Boulder, Colo. From the coverage, one would think that the Kansas Board of Education voted to require Kansas schools to indoctrinate the kiddies with the notion that the world was created in 4004 B.C. by angels dancing on the head of a pin. Claiming that the board voted to "delete virtually any mention of evolution from the state's science curriculum," news articles portrayed the vote as "one of the most far-reaching efforts by creationists to challenge the teaching of evolution in schools."
To Randy Moore, the editor of the magazine of the National Association of Biology Teachers, it was the return of the dark ages. "It's going on everywhere, and the creationists are winning," he said. Letters-to-the-editor pages around the country were filled with missives pitying the unwashed uninformed who would presume to question the "fact" of evolution. But evolution is a theory, not a fact. And when it comes to the "facts" that the theory can explain, the Kansas Board of Education has a point.
Microevolution takes a short-term perspective and focuses on intraspecies variation. It assumes that natural selection operates on existing variations in populations to bring about relatively small changes in population characteristics.

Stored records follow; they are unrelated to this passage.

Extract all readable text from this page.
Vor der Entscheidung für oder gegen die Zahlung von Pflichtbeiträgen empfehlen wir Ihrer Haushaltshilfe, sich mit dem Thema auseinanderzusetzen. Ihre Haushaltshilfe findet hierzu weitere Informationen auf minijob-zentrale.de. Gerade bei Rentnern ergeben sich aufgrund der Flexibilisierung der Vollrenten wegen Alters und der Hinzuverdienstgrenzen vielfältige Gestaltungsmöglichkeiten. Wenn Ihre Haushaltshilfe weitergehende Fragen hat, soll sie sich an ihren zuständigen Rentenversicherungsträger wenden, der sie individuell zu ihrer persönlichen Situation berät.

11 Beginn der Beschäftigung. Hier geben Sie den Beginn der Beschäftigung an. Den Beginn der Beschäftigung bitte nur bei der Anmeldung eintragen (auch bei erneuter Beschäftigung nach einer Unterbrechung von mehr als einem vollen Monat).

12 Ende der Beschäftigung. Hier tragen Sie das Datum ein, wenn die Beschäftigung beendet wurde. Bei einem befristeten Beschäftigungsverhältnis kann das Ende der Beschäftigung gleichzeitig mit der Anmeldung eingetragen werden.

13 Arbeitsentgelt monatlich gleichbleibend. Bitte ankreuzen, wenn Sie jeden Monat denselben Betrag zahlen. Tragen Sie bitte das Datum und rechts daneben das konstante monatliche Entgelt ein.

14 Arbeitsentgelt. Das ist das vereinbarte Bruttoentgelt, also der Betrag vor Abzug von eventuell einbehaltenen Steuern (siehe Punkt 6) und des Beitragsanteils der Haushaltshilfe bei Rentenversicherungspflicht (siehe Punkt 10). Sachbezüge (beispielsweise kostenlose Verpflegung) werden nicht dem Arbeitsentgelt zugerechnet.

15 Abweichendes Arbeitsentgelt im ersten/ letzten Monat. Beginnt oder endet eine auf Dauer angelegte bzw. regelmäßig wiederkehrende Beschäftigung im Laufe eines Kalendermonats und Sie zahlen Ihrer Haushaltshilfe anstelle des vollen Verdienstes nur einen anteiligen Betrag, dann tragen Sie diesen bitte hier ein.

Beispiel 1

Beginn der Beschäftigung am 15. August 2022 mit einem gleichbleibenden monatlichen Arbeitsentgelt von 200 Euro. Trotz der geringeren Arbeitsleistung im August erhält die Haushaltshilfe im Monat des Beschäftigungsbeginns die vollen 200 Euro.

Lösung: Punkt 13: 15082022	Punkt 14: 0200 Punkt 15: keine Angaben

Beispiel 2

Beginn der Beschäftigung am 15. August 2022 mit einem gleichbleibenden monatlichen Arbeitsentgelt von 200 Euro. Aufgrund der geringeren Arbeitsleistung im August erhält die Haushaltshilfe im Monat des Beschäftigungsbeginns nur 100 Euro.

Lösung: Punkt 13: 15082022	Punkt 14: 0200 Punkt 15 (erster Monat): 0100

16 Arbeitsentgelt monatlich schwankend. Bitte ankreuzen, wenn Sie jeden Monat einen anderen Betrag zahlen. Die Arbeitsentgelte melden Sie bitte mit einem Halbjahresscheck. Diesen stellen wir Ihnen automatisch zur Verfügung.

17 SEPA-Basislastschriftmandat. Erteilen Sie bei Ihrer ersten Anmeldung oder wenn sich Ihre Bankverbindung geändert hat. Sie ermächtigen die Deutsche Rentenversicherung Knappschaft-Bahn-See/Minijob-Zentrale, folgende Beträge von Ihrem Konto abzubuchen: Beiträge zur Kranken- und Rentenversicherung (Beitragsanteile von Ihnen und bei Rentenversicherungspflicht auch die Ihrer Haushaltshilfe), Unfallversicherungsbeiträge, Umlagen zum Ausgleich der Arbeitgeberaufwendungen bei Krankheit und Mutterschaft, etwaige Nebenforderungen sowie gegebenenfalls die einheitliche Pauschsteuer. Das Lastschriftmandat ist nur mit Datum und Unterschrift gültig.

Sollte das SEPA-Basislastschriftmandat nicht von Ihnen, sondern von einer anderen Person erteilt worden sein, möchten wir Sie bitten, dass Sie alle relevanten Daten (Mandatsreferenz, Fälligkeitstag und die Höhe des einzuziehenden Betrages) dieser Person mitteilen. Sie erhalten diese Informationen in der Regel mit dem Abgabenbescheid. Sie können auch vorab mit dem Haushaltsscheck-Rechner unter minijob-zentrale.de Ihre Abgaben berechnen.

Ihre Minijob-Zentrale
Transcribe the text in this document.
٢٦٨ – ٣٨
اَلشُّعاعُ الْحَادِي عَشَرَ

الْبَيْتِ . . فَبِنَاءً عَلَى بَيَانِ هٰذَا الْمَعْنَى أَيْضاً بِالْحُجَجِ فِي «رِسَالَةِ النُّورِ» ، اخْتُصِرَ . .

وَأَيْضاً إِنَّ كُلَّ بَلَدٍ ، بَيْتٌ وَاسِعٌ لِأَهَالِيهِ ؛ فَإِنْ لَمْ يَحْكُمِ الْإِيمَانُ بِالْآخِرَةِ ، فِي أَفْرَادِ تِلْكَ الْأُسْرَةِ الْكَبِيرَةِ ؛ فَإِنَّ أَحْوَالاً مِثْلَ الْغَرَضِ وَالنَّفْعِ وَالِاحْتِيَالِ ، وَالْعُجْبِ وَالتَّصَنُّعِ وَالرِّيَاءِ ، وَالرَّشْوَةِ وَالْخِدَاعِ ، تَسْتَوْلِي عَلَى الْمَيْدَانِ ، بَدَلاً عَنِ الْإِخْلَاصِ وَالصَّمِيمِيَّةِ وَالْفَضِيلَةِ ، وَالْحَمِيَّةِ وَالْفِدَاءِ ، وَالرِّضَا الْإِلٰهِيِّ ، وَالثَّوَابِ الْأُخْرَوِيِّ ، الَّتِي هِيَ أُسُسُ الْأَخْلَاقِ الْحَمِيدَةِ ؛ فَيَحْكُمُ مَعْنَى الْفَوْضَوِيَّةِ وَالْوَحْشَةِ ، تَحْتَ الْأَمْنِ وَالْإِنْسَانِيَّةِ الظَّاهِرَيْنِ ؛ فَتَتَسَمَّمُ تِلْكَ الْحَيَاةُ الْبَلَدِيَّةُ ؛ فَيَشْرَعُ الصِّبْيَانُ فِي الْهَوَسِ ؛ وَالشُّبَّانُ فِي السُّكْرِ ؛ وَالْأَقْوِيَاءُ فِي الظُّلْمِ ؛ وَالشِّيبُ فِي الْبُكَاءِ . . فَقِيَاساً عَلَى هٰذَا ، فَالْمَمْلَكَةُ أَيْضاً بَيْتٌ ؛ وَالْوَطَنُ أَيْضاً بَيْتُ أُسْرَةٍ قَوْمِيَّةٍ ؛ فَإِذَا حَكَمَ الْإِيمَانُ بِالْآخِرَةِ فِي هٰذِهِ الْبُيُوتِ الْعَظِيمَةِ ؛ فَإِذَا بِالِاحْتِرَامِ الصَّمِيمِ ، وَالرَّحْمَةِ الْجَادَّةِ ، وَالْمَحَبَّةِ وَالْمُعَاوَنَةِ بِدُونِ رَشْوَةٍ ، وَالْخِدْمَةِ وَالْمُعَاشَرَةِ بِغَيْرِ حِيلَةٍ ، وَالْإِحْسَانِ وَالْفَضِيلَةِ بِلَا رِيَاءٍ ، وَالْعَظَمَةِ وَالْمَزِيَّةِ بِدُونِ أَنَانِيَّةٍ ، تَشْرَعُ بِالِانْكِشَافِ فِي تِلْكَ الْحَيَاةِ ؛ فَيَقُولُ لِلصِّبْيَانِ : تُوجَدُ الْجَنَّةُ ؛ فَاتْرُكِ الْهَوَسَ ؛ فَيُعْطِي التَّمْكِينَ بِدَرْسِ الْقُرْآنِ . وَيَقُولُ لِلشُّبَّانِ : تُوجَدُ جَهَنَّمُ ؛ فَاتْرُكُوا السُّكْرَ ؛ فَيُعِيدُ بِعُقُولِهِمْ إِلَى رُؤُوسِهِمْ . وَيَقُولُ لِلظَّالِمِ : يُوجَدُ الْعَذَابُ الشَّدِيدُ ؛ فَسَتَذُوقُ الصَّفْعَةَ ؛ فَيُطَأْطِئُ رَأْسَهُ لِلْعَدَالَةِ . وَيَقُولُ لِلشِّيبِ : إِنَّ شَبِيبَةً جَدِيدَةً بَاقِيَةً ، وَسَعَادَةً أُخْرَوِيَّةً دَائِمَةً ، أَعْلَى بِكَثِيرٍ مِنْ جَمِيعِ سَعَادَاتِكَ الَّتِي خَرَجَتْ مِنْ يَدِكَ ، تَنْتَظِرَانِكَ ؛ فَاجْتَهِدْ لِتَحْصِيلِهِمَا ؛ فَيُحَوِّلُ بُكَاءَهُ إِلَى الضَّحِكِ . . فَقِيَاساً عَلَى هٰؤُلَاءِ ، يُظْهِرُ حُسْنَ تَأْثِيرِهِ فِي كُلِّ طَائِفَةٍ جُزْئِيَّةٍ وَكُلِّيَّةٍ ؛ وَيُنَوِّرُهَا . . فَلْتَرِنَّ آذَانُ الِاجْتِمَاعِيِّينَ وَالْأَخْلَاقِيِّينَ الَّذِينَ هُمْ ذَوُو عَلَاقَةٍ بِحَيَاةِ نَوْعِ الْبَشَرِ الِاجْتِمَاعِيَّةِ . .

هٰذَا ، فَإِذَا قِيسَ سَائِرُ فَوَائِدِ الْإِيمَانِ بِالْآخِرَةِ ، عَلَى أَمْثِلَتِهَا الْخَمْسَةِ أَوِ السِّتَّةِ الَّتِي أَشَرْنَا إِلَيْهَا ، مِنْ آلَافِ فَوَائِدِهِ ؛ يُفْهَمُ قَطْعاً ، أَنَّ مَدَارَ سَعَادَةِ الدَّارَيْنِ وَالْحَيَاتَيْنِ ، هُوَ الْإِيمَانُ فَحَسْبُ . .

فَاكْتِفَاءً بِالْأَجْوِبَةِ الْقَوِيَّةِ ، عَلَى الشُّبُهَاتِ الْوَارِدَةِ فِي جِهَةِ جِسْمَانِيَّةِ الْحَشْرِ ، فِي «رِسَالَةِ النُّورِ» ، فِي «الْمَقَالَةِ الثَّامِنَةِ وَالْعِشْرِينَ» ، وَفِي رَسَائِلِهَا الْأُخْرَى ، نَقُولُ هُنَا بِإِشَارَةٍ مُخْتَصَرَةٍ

Changing beak sizes of Galapagos finches, color changes in Manchester moths, and bacterial antibiotic resistance are the classic examples.
Because scientific observation and experiment support the theory of microevolution, it is not controversial. It is included in the Kansas standards. It was the Board's decision to downgrade the theory of macroevolution that caused the furor. Serious scientists have been critical of it for years.
Macroevolution posits that eons of random events produced small changes that were conserved if they increased an organism's probability of survival. Step by gradual step complex, structures were constructed from a few elements floating around in the primordial soup.
The critics point out that macroevolution has never been observed. There is little support for it in the fossil record, and geneticists find that the genes that obviously vary within populations apparently do not cause major adaptive changes. The genes that could cause major changes are very hard to change.
Then there is the problem of irreducible complexity. Macroevolution theorizes that complex structures like the eye result from a series of small changes that were conserved because they increased an organism's probability of survival. Hence the story that creatures with light-sensitive spots ultimately evolved into creatures with complex eyes. But the ability to sense light depends on a complex chain of specific biochemical steps. If one of those steps is missing, the light sensitive spot does not work.
Making proteins with no function wastes energy. Natural selection presumably operates to eliminate such waste. So how, specifically, could natural selection develop the biochemical building blocks underlying any of the complex systems that animate living creatures?
Biochemist Michael Behe, author of Darwin's Black Box, calculates that one could not expect to randomly arrive at TPA and its activator, just two of the may molecules that make up the blood clotting mechanism, even if "the universe's ten-billion year life were compressed into a single second and relived every second for ten billion years."
The odds against natural selection acting to preserve the new molecules constitute a further hurdle. A number of calculations suggest that the astrophysical estimates of a universe that is 10 to 20 billion years old simply leave too little time for a random process of natural selection to produce the results that we see around us.
At present, DNA discoverer Francis Crick's speculation that life began when aliens seeded the planet with bacteria seems to explain the known facts as well or better than the theory of macroevolution. This means that the intellectually honest response to the question of how life occurred on earth is that no one knows.
Yet macroevolution is everywhere presented as fact. Watch the movie at the Denver Museum of Natural History, and you will be told that two molecules become one and, in a flourish of uplifting music, that life began.
Why the apparently unscientific claim in a museum of science? Perhaps the reason lies at the heart of the culture wars. Those who embrace naturalistic beliefs deny the existence of a supernatural creator. Evidence supporting intelligent design would shake their faith to its foundations. They cling to the notion of macroevolution because it provides a comforting story in which nature creates life.
But stories are the stuff of religion, not science. By differentiating between micro and macroevolution the Kansas Board of Education has made great strides in freeing school children from indoctrination with a religious dogma.
It deserves a round of applause from those who believe in the separation of church and state.